New research from the University of Chicago Consortium on School Research (UChicago Consortium) shows the learning environments educators create can have a strong influence on students’ Academic Mindsets and Learning Strategies, and, ultimately, performance. Based on this research, we at UChicago Impact partnered with the UChicago Consortium to develop Cultivate, a survey and framework designed to support educators in creating the kind of learning environments that can change what students believe and how they perform.
This past fall, I joined my colleagues in bringing together a diverse group of education stakeholders, from school leaders to foundation leaders, to talk about how learning environments influence students’ grades. With the generous support of the I.A. O’Shaughnessy Foundation, we hosted a Breakfast Briefing on “Cultivating Learning Environments That Promote Positive Student Outcomes.”
Here are three key takeaways from the event:
1. How students perceive themselves as learners predicts their grades.
During her latest research study, Dr. Camille Farrington, Managing Director and Senior Research Associate at the UChicago Consortium, and her team found what students said about themselves as learners in their class — what they reported about their Academic Mindsets and Learning Strategies — predicted their grade for that class. Further, if they said different things about their Academic Mindsets and Learning Strategies across two classes, that predicted differences in their grades.
2. By listening to students, educators can cultivate classroom conditions that promote positive Academic Mindsets and Learning Strategies.
For over four years, Graham Elementary & Middle School (GEMS) in Ohio has been using the Cultivate Survey to plan and prioritize classroom improvements and help teachers use student voice to make shifts in practice that promote strong Academic Mindsets and Learning Strategies.
While analyzing her school’s Cultivate Data, Cassie Muller, a Math Teacher and Instructional Coach at GEMS, was surprised to see that so many students didn’t see themselves as mathematicians and felt they couldn’t grow their math skills. This prompted her to reflect on how she could set up her classroom and instruction to help foster a growth mindset among her students.
Ultimately, she decided to focus students’ attention more on the process of solving math problems rather than getting the right answer. Students started brainstorming and presenting new strategies for solving a math problem rather than using a universal approach to finding the answer. This gave students the opportunity to be creative with math equations and get excited about learning from failed attempts and wrong answers, rather than seeing failure as a reflection of their academic abilities. Cassie quickly noticed a shift in her classroom — students felt more confident in their ability to learn new math skills.
3. Digging beneath the surface of academic performance has expanded educators’ approach to supporting student learning.
According to James Kutnow, Dean & Director at GEMS, Cultivate has inspired new approaches for promoting strong academic performance that go beyond just curriculum design and testing. He and his team are now exploring how non-academic factors, such as classroom culture, may be influencing students’ Academic Mindsets and Learning Strategies and, in turn, their grades.
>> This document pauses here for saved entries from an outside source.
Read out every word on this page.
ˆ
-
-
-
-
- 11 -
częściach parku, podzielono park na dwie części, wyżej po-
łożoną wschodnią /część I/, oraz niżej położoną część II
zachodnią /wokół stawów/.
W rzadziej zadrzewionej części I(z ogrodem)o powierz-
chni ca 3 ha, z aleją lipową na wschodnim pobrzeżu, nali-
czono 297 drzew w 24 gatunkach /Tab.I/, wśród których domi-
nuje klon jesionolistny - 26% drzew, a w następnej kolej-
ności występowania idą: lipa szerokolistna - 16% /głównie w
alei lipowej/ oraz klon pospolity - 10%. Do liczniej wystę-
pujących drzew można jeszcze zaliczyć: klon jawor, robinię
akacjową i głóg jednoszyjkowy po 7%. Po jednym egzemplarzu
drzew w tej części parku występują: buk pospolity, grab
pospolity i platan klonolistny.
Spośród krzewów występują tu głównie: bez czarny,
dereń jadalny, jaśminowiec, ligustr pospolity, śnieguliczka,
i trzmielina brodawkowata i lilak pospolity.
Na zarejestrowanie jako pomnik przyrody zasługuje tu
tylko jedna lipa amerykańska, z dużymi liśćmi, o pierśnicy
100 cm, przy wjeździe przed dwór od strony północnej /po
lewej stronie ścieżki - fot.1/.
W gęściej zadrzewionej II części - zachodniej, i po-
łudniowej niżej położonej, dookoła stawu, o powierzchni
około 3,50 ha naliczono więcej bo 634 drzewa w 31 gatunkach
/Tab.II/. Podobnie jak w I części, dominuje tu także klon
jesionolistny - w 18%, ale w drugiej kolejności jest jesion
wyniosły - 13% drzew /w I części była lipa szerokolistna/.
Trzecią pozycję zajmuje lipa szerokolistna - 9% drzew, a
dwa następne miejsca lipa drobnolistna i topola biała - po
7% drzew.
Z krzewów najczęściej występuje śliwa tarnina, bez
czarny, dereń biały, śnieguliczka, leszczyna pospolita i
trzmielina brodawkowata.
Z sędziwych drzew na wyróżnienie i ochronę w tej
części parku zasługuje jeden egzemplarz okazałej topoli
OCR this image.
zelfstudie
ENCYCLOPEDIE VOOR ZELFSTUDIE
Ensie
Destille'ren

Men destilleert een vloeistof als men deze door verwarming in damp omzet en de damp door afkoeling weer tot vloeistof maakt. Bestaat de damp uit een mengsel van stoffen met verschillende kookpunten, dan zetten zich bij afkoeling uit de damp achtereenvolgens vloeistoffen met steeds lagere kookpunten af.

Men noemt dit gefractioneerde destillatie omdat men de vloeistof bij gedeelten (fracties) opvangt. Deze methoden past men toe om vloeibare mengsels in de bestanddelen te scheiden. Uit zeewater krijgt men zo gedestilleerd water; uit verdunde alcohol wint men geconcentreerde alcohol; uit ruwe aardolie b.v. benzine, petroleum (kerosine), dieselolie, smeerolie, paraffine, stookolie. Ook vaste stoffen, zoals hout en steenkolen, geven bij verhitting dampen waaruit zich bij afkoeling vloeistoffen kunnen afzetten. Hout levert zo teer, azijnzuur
One of the first eye-opening insights Cultivate revealed was students’ lack of belief in their ability to succeed. This prompted James and his team to think about how they were communicating ability and achievement possibilities for all students. They discussed different ways they could foster a classroom culture that reinforced the importance of growth and learning rather than “just being good at something,” such as being naturally adept at math or writing.
My colleagues and I were thrilled to hear about the impact Cultivate has already had on classroom practices. We look forward to hearing from more educators on how Cultivate is supporting them in promoting strong student outcomes.